Ilya Kaznacheev
Posted on July 29, 2020
picture © moise_theodor
Hey, reader! Maybe you had tried go-swagger
library so far. If yes, you may notice that sometimes it's not so easy to use. And it may look a bit complicated to start using it.
go-swagger / go-swagger
Swagger 2.0 implementation for go
In this number of small articles, I will share my experience on how to make go-swagger more friendly. Let's start.
Handling requests in go-swagger
By default, go-swagger generates a specific handler type for each endpoint in your Swagger scheme - that is, you will get a code-generated structure with all import parameters kindly parsed for you and a number of responders for each response type (with pre-generated structures as well).
So usually it's ok, because you don't have to parse JSON requests by yourself and can never mind the response data marshaling - the go-swagger framework will handle all that stuff for you.

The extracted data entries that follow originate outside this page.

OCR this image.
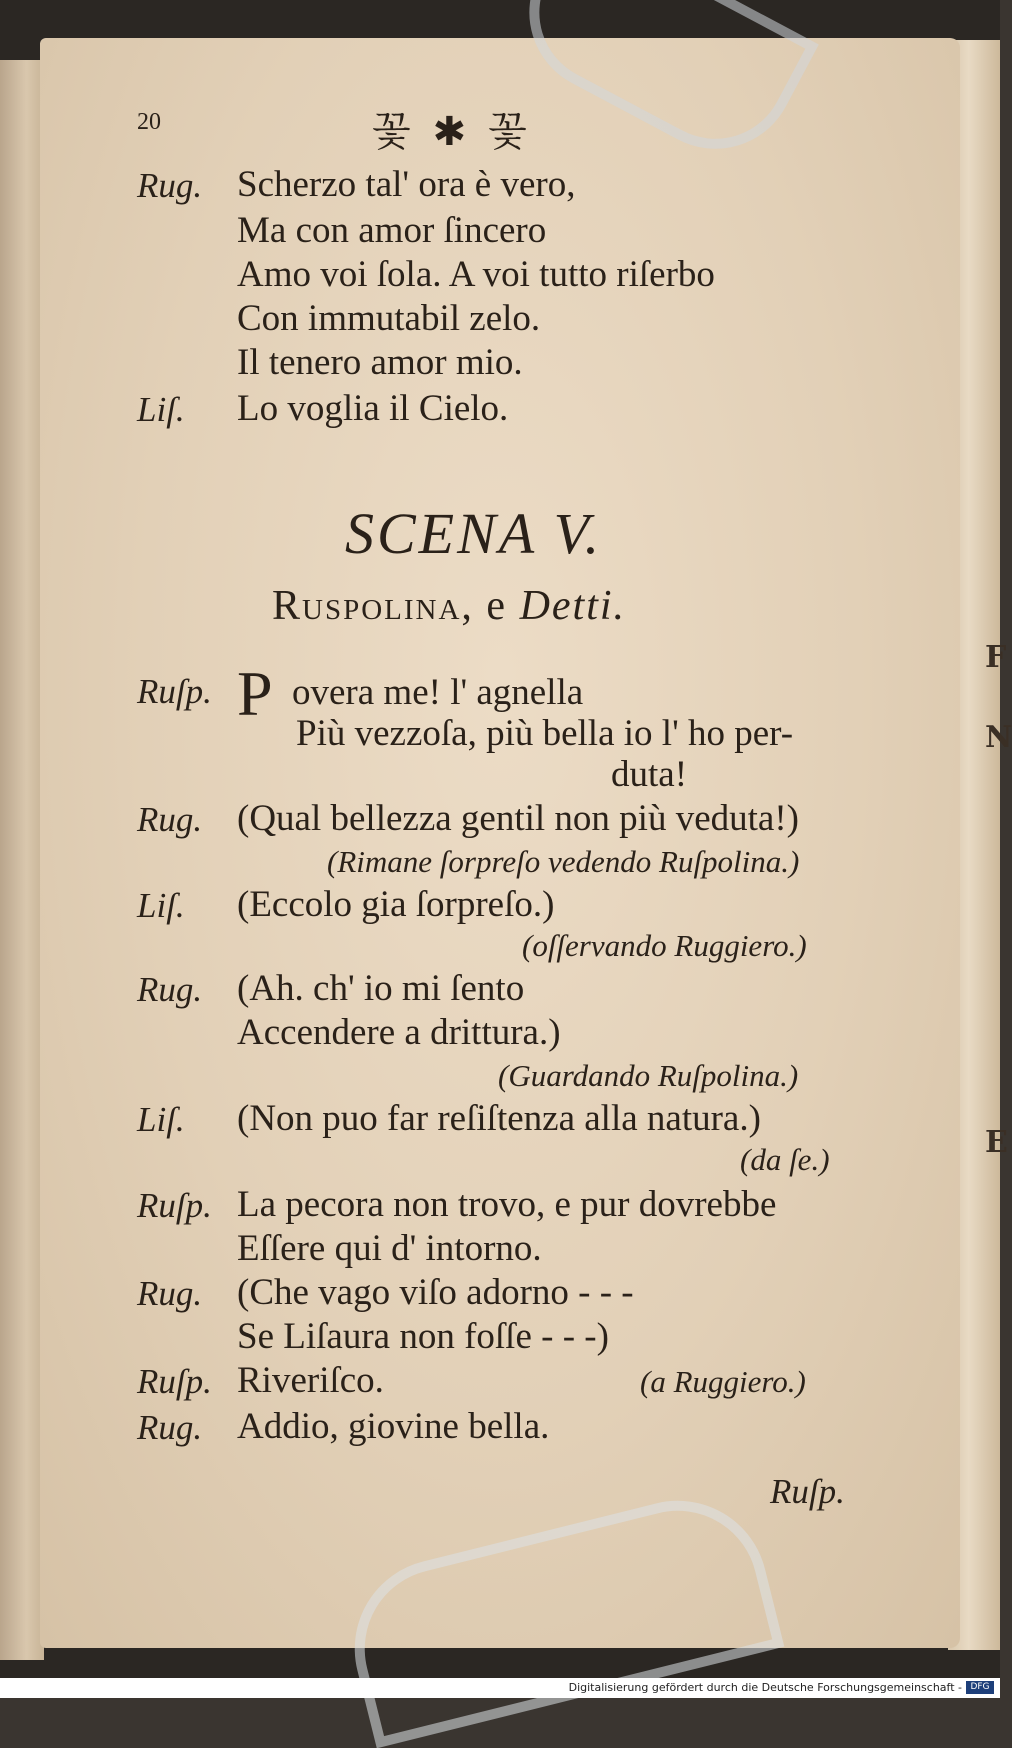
F
N
E
20	꽃 ✱ 꽃
Rug. Scherzo tal' ora è vero,
Ma con amor ſincero
Amo voi ſola. A voi tutto riſerbo
Con immutabil zelo.
Il tenero amor mio.
Liſ. Lo voglia il Cielo.
SCENA V.
Ruspolina, e Detti.
Ruſp. P overa me! l' agnella
Più vezzoſa, più bella io l' ho per-
duta!
Rug. (Qual bellezza gentil non più veduta!)
(Rimane ſorpreſo vedendo Ruſpolina.)
Liſ. (Eccolo gia ſorpreſo.)
(oſſervando Ruggiero.)
Rug. (Ah. ch' io mi ſento
Accendere a drittura.)
(Guardando Ruſpolina.)
Liſ. (Non puo far reſiſtenza alla natura.)
(da ſe.)
Ruſp. La pecora non trovo, e pur dovrebbe
Eſſere qui d' intorno.
Rug. (Che vago viſo adorno - - -
Se Liſaura non foſſe - - -)
Ruſp. Riveriſco.	(a Ruggiero.)
Rug. Addio, giovine bella.
Ruſp.
Digitalisierung gefördert durch die Deutsche Forschungsgemeinschaft - DFG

But sometimes you just want to use a standard net/http
compatible handler with some endpoint - maybe some library provides that for you (like Prometheus metrics endpoint or Kubernetes probes). Or maybe you have some HTTP libraries written in your organization - e.g. for custom authentication and so on.
So you can't do that in vanilla go-swagger
- each generated handler function requires an exact handler to be assigned. Let's say we want to expose a Prometheus metrics endpoint, so for the spec like this
paths:
/metrics:
get:
tags:
- instruments
summary: "Prometheus metrics"
produces:
- "application/json"
responses:
200:
description: ok
schema:
$ref: "#/definitions/Any"
the generated handler function will look like that:
func MetricsHandler(p instruments.GetMetricsParams) middleware.Responder {
// some logic here
return instruments.NewGetMetricsOK().
WithPayload(models.Any(
// response data here
))
}
So is it even possible to use standard handlers? Or should I rewrite all of them in go-swagger-way?
Don't worry, there is no need to do extra work.
Adding a wrapper
There is a way to do that by adding a tiny wrapper. We just need to find a reader and writer and put them to our http.HandlerFunc
function. The reader is always in the generated request structure, but the reader is provided to the generated responder object. So we have to implement a middleware.Responder
interface to get it. That may look like this:
type CustomResponder func(http.ResponseWriter, runtime.Producer)
func (c CustomResponder) WriteResponse(w http.ResponseWriter, p runtime.Producer) {
c(w, p)
}
And now we just need to wrap our standard handler into this wrapper and provide reader and writer as usual!
func MetricsHandler(p instruments.GetMetricsParams) middleware.Responder {
return CustomResponder(func(w http.ResponseWriter, _ runtime.Producer) {
promhttp.Handler().ServeHTTP(w, p.HTTPRequest)
})
}
Improvements
We can go deeper and add constructor function, which will save us a couple of lines in future:
func NewCustomResponder(r *http.Request, h http.Handler) middleware.Responder {
return CustomResponder(func(w http.ResponseWriter, _ runtime.Producer) {
h.ServeHTTP(w, r)
})
}
and simplify our handler a bit:
func MetricsHandler(p instruments.GetMetricsParams) middleware.Responder {
return NewCustomResponder(p.HTTPRequest, promhttp.Handler())
}
Sure it may look not so impressive as a distributed database internals, but it will save you some time and help to integrate a go-swagger
with ease.
See you in the next "Go-Swagger Tricks" episode!